The year is 2025. New Zealand has had a president for five years, the Green-Labour Government having declared a republic without referendum in 2020. There had been little opposition, the coalition having continuously held power with increasing confidence to the point where it governed with a significant majority. The murmured accusations of election tinkering and gerrymandering that had characterized what the long-serving prime minister had sneeringly labeled ‘the disaffected whingers of the wet right’ (i.e. National, Conservative and Maori) had largely died out by 2017. The opposition only had itself to blame having had no distinctive beneficial policies to offer a public who turned out in fewer and fewer numbers on election days, those who did opting for the devil they knew.
Some semblance of parliamentary democracy had staggered on until early 2019 when, on an otherwise pleasant autumn morning, New Zealanders awoke to hear, on state-controlled radio and television, that the country would henceforth be run by presidential decree (the president having been installed unelected after some years as Secretary-General of the United Nations). Green-Labour members of parliament were now transformed into ‘electorate satraps’ in order to administer and minutely control small districts known as ‘gaus’ - a word borrowed from the German. Many prescient opposition notables had earlier left the country for a long divergent Australia preferring its condition as an American client state to that of isolation and totalitarianism. Those remaining had been given the option of either following the presidential line or of expulsion from the Parliament on the grounds of membership of illegal political parties.

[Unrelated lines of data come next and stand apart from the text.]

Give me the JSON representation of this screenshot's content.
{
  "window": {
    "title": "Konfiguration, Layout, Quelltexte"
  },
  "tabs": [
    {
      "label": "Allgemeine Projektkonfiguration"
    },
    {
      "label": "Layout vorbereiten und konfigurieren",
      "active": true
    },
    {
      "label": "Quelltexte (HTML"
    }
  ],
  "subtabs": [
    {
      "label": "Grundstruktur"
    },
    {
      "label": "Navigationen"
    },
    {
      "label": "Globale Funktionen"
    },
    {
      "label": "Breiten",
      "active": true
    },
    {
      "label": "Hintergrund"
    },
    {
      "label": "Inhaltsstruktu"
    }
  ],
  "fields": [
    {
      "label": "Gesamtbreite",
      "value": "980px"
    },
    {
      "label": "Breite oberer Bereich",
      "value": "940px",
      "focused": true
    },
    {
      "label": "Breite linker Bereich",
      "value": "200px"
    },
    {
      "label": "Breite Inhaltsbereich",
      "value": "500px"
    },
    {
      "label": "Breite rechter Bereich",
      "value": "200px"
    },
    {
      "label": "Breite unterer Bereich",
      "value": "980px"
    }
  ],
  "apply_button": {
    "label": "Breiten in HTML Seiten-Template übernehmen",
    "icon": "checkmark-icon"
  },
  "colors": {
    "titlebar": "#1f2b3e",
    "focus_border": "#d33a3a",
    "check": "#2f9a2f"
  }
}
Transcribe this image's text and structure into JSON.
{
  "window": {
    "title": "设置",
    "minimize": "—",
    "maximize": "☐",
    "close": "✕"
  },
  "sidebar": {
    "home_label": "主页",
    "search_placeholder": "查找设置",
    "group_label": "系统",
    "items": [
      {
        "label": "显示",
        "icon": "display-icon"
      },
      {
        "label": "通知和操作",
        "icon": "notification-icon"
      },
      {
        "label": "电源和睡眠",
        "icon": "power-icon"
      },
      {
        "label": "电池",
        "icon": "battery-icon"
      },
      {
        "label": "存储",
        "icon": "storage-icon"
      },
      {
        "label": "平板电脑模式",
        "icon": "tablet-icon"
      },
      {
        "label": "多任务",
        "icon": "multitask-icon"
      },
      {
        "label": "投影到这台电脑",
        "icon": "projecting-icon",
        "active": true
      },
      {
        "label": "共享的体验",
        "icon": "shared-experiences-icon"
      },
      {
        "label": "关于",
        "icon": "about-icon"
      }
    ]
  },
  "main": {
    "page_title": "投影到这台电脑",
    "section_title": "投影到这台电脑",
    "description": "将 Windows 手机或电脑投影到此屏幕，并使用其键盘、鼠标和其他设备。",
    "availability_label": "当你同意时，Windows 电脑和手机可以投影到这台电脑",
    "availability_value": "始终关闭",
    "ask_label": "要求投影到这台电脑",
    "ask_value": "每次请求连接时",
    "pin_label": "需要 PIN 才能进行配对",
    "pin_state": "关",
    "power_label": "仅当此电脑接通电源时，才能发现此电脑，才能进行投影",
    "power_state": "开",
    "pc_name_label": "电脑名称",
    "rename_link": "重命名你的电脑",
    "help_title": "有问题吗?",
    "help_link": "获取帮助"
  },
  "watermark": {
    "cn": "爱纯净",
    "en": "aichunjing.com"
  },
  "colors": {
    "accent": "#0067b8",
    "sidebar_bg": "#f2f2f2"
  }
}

The public of New Zealand reacted with customary apathy to the slow but remorseless impact of the state upon its liberties. Since the assassination of John Key and, from the resulting vacuum, a panicked change of political weightings, state agencies increasingly took over responsibility for the nurturing and schooling of children from mothers (particularly) and fathers (who were, in any case, considered of little account in the stewardship of their whanau). Now, male teachers are no longer permitted to work in girls’ or mixed sex schools (and most certainly not in kindergartens or crèches) and within the foreseeable future they will, as single gender schools are phased out, become completely redundant. (This policy was forced upon the republic ever since it was decreed that any male suspected or even accused by any citizen of ‘inappropriate behaviour’ towards minors, whether or not charged and found guilty in a court of law, would be named and shamed in a monthly ‘no-smoke-without-fire’ gazette emanating from The Presidential Palace, formerly Government House).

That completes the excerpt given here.